J'ai quitté Saint-Louis en 34, à l'âge de dix-huit ans environ. Nous ne connaissons pas exactement notre âge. J'ai connu un homme qui s'est coupé les doigts de la main gauche avec une hache pour éviter d'être vendu au Sud. J'en ai connu un autre qui, apprenant qu'il était vendu, s'est suicidé: J'ai vu des médecins disséquer cet homme par la suite.
J'ai connu une femme qui avait eu plusieurs enfants de son maître et qui, après avoir été vendue, a couru jusqu'à la rivière et s'est noyée: J'ai vu le corps après qu'il eut été retiré de l'eau. Je pense que Dieu a créé tous les hommes pour qu'ils soient libres et égaux, et aucun pour qu'il soit esclave.
D'autres nations ont aboli l'esclavage et il n'y a aucune raison pour que les États-Unis ne fassent pas de même. Beaucoup d'entre nous aimeraient vivre aux États-Unis s'il n'y avait pas l'esclavage.
J'ai assisté à de nombreuses séparations, arrachant les maris à leurs femmes, les enfants à leur mère, et les envoyant là où ils ne pouvaient s'attendre à ne jamais se revoir.
J'ai atteint le Canada en 1834. Je n'avais qu'un dollar et demi. Je n'ai pas eu besoin de mendier, car j'ai tout de suite trouvé du travail. Je me suis bien débrouillé depuis mon arrivée ici: j'ai bien gagné ma vie et même plus. Je possède des biens immobiliers à London, trois maisons et plusieurs terrains. C'est un pays sain, le Canada.
Les gens de couleur à London gagnent tous leur vie: il n'y a pas de mendiant parmi eux. Certains d'entre nous aimeraient vivre dans le Sud si l'esclavage était supprimé et si les lois étaient justes. Je suis naturalisé ici et j'ai tous les droits et privilèges d'un sujet britannique.
MME HENRY BRANT (Sandwich, Haut-Canada)
Je viens du Maryland. J'ai subi le pire des traitements: celui d'être détenue comme esclave.
J'ai eu la chance d'être parmi ceux qui ne me battaient pas et ne me meurtrissaient pas. Mon propriétaire m'a vendu à un marchand. J'ai fait tant d'histoires (et les gens lui ont dit que c'était une honte de me laisser aller chez un marchand, que j'étais une trop bonne fille pour cela, ayant pris soin de lui pendant sa maladie, que j'aurais dû avoir une chance de trouver quelqu'un pour m'acheter) qu'il a eu honte de ce qu'il avait fait, et m'a rachetée.

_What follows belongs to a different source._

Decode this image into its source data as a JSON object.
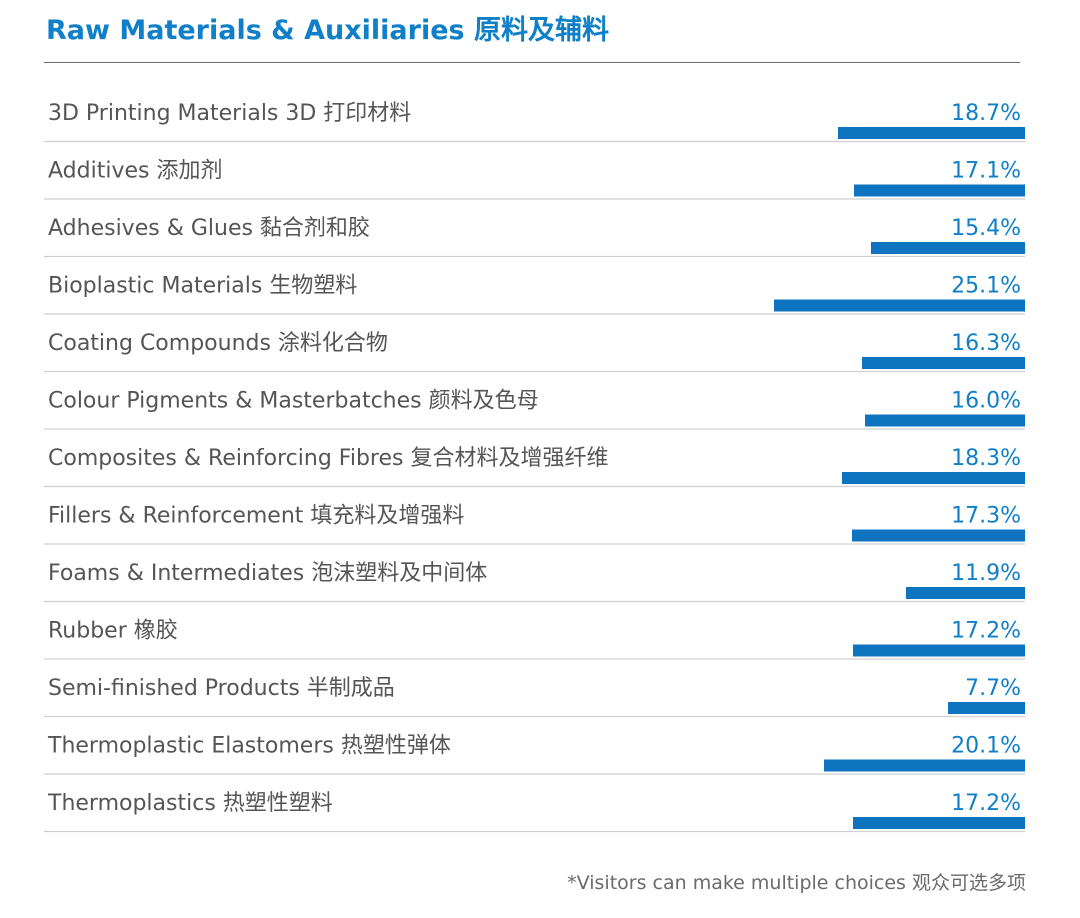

Il m'a ensuite donné une chance de m'acheter, m'a donné un an pour payer 270 $: avant la fin de l'année, je lui ai offert 150 $ en paiement partiel, mais il n'a pas voulu les prendre à moins que je ne paie la totalité. Je lui ai alors demandé s'il accepterait cette somme, ainsi qu'une garantie de 120 dollars, payable six mois plus tard, et s'il me donnerait mes papiers. Il a refusé. Je me suis alors dit: "Si vous n'acceptez pas cela, vous n'aurez rien du tout." Je suis partie pour le Canada et j'ai voyagé en toute élégance - il ne m'aurait pas.
Ma sœur était une femme libre. Elle devait m'acheter et payer 270 dollars, et je devais servir de caution. Mais il est allé trop loin, car il a rédigé le document de telle manière qu'il n'a pas pu obtenir l'argent de ma sœur. Si j'avais prolongé mon séjour d'un an, je n'aurais jamais vu le Canada, car j'aurais été ramené sur la côte est.
L'une des raisons pour lesquelles il est difficile d'envoyer nos enfants à l'école ici, c'est que nous sommes si près de Détroit. Les gens d'ici auraient honte que les gens de Détroit sachent qu'ils ont envoyé les blancs dans la même école que les gens de couleur. C'est ce que m'a dit une femme blanche.